Wednesday, January 20, 2010
on starting a new sketchbook
Ever since I can remember, I've loved the limitless possibilities an empty sketchbook, notebook, or ream of paper held and promised to me. A promise of hours of self-entertainment, worlds and realities of my own creation, and blissful escape from the sometimes mundane workings of life. I still remember the first time one my mom handed to me - a kind of cheap spiral-bound thing with maybe 50 sheets inside and a big mechanical toy Godzilla destroying a city; its pages were definitely not acid-free but its selling point was its huge size - 12x17 or something around those dimensions. And I scribbled in it to my heart's content, or rather, when there were no more blank pages to fill. When that book was finished my mom tucked it away with my dozens of other loose-leaf drawings and upgraded me to another large sketchbook - this time with better paper. My sister and I would fly through these sketchbooks afternoons at a time, after school, on the weekends and of course all throughout the summer.
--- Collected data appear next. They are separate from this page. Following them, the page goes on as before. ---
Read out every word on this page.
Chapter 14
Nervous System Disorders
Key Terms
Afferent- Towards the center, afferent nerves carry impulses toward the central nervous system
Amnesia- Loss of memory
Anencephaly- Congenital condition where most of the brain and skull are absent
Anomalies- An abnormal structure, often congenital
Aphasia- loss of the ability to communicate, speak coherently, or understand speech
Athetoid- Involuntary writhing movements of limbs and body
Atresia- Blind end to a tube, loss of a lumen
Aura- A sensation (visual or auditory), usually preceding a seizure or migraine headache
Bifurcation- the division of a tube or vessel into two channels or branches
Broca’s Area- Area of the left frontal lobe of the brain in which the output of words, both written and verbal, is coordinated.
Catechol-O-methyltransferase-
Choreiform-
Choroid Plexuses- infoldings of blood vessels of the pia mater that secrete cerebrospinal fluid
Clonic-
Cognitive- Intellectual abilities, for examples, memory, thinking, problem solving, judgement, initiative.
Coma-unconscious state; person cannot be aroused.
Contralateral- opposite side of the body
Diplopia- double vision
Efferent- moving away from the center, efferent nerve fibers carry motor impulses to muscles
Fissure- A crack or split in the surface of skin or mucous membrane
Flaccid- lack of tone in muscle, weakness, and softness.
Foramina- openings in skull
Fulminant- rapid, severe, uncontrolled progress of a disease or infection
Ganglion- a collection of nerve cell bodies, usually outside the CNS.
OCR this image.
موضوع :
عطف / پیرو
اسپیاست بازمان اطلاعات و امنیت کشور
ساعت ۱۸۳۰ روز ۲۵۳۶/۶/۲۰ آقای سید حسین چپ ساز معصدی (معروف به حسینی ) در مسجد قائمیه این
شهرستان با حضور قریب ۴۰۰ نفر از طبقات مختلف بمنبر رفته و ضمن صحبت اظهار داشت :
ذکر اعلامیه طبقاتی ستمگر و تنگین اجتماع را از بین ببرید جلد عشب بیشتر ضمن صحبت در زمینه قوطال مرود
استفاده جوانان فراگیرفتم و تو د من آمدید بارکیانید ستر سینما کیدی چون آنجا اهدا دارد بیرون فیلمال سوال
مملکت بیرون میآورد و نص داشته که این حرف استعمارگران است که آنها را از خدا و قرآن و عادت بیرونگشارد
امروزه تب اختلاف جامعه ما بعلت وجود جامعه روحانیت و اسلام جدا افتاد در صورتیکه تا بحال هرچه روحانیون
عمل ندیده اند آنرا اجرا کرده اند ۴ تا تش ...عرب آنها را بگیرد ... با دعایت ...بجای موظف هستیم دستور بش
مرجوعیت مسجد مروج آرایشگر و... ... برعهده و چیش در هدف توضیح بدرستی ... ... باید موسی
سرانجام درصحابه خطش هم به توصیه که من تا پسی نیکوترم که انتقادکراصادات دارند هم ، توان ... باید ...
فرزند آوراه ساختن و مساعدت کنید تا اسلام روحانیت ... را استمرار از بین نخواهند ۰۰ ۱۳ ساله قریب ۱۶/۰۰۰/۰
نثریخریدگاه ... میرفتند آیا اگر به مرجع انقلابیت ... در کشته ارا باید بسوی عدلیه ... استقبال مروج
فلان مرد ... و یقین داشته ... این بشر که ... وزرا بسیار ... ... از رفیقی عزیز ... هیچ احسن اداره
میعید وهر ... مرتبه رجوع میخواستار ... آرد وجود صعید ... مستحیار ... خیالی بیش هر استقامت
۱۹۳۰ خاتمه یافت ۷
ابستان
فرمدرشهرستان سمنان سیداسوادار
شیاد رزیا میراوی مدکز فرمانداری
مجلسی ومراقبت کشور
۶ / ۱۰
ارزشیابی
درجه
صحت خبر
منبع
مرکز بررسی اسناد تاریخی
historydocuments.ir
After a while, my mom no longer actively supplied us with sketchbooks, so we went off and to find and fill ones fit to our liking. I opt for thick, creamy pages, the higher quality the better (I hate to sully them with useless chicken-scratch sketches, but HEY, I do), whereas my sister wants her pages WHITE and dispensable enough for her to tear through them, filling them up with ideas and references that usually nobody but she understands.
It would be pretentious of me to say the sketchbook influences the artist - because that's total rubbish/utter bullshit, but with the amazing marketing skills of Moleskine notebooks, it's the 'it' sketchbook/notepad/journal to have. A tangent! I am guilty of being a Moleskine carrier, but I found my first one in the summer before 9th grade and have been nothing but loyal ever since. Alas, regardless of the manufacturer of said sketchbook, if all one has on hand is a cheap blue-lined notepad, a legal pad, a napkin, a scrap of paper (and a pencil) - really it's all you need. That and a spark of an idea, a design - anything, and surely, IT will be on its way.